By Shack | Season 2 | Episode 20 | Aired on 05.18.2003
Now it's Clay's turn to sing something we've already heard before. Clay sings "Don't Let The Sun Go Down On Me," which is a perfect song for him, what with it being ridiculously over the top anyway. He tilts his head back and belts and smirks and sings and belts and pops his head around. The audience loves it. I realized that the reason my recaps seem to be getting shorter is because they sound the same every single time, and I'm running out of interesting ways to say it. The wad is about all but shot.
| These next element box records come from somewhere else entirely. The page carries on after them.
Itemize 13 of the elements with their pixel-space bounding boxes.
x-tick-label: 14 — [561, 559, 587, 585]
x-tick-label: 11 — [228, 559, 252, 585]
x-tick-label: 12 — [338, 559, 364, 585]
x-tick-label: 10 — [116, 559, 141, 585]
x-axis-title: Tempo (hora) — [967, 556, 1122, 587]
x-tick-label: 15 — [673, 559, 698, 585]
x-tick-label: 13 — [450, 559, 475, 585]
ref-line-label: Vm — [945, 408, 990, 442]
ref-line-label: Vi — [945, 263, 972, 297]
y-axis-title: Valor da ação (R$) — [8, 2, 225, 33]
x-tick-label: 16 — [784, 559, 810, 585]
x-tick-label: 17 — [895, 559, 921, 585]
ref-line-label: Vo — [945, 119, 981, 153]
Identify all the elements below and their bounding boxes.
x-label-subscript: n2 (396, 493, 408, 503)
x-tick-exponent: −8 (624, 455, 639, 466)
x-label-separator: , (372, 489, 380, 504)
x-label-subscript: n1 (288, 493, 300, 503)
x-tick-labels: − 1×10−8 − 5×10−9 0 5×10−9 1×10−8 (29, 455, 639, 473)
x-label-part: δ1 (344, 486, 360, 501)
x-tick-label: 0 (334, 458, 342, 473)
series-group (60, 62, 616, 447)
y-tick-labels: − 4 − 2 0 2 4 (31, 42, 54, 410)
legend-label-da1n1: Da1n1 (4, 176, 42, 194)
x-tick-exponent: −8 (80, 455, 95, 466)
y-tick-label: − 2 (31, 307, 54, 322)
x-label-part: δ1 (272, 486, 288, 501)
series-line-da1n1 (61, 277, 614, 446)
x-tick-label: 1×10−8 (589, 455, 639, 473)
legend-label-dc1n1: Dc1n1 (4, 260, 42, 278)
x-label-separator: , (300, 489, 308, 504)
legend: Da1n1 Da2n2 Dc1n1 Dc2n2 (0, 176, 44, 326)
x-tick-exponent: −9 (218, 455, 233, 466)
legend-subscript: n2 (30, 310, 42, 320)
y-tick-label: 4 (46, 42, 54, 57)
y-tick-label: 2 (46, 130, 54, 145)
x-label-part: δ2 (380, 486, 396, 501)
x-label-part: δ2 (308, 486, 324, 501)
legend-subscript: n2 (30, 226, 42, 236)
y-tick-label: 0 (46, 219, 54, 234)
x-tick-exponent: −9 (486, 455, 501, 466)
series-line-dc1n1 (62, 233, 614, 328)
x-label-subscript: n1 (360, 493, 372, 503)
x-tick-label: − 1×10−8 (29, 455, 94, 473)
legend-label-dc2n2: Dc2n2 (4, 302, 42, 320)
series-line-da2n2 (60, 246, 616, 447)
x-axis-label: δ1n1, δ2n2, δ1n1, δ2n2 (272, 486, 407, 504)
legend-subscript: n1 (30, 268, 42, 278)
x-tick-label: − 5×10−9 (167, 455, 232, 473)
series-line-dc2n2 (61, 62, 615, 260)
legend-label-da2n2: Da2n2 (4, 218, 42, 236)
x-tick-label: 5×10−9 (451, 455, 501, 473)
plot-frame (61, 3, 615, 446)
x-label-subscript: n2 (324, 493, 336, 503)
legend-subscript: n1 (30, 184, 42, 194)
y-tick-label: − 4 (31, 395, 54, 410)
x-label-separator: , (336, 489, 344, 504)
Commercials. When we return, there's still more time to kill in this pointless hour. Let's take some questions from "random" audience members. Much like how the finalists picked their songs "randomly" last week. A woman asks Ruben who he'd like to perform with when he becomes a "star." He reveals that he wants to do a duet with Tamyra Gray. In fact, it sounds like he did do a duet with Tamyra, for some song called "If This World Were Mine." Well, how lucky that this audience member just happened to ask him about it. Some girl softballs a question to Clay about what he finds most appealing about becoming the American Idol. Clay wants to have "influence." Oh, heaven spare me from performers with aspirations of influence. I want to make the world a better place with my talented epiglottis! People should be nice to each other! Stop being so mean! Hey, are you listening to me? Don't switch over to Eminem! Come back! Ryan challenges Clay on this, not understanding how somebody couldn't devote his life to drinking in any second of fame available. Clay responds that he certainly wouldn't turn down fame and fortune, but people pick a job because they enjoy it. Not because of the money. Yes, those folks down at the chicken processing plant working twelve hours a day for minimum wage look really happy. Some hunky chipster named Dan with really, really nice arms (What? Shut up) asks Randy, "What's up, dawg?" Randy says he's chillin'. That's not the actual question. He asks Randy what advice he has for the other two judges. Randy has nothing of importance to say. Paula's fine. Simon needs a tan. Ryan throws the question over to Paula. She's equally incomprehensible. She thinks Randy is fine, and her suggestion for Simon is, "Whatever." Which, coincidentally, is what Paula's doctor has written on her prescription orders. Simon's advice, predictably, is "Listen to me."
Ryan runs back up to the stage and pulls Ruben and Clay back to the stage. Ryan's going to flip a coin to determine who goes first. Ruben calls it. He calls heads. It's tails. Clay gets to choose. Clay chooses to go last, the final spot being the prime real estate for glory-note whores. Are we done? No, not really. We are, but we're not.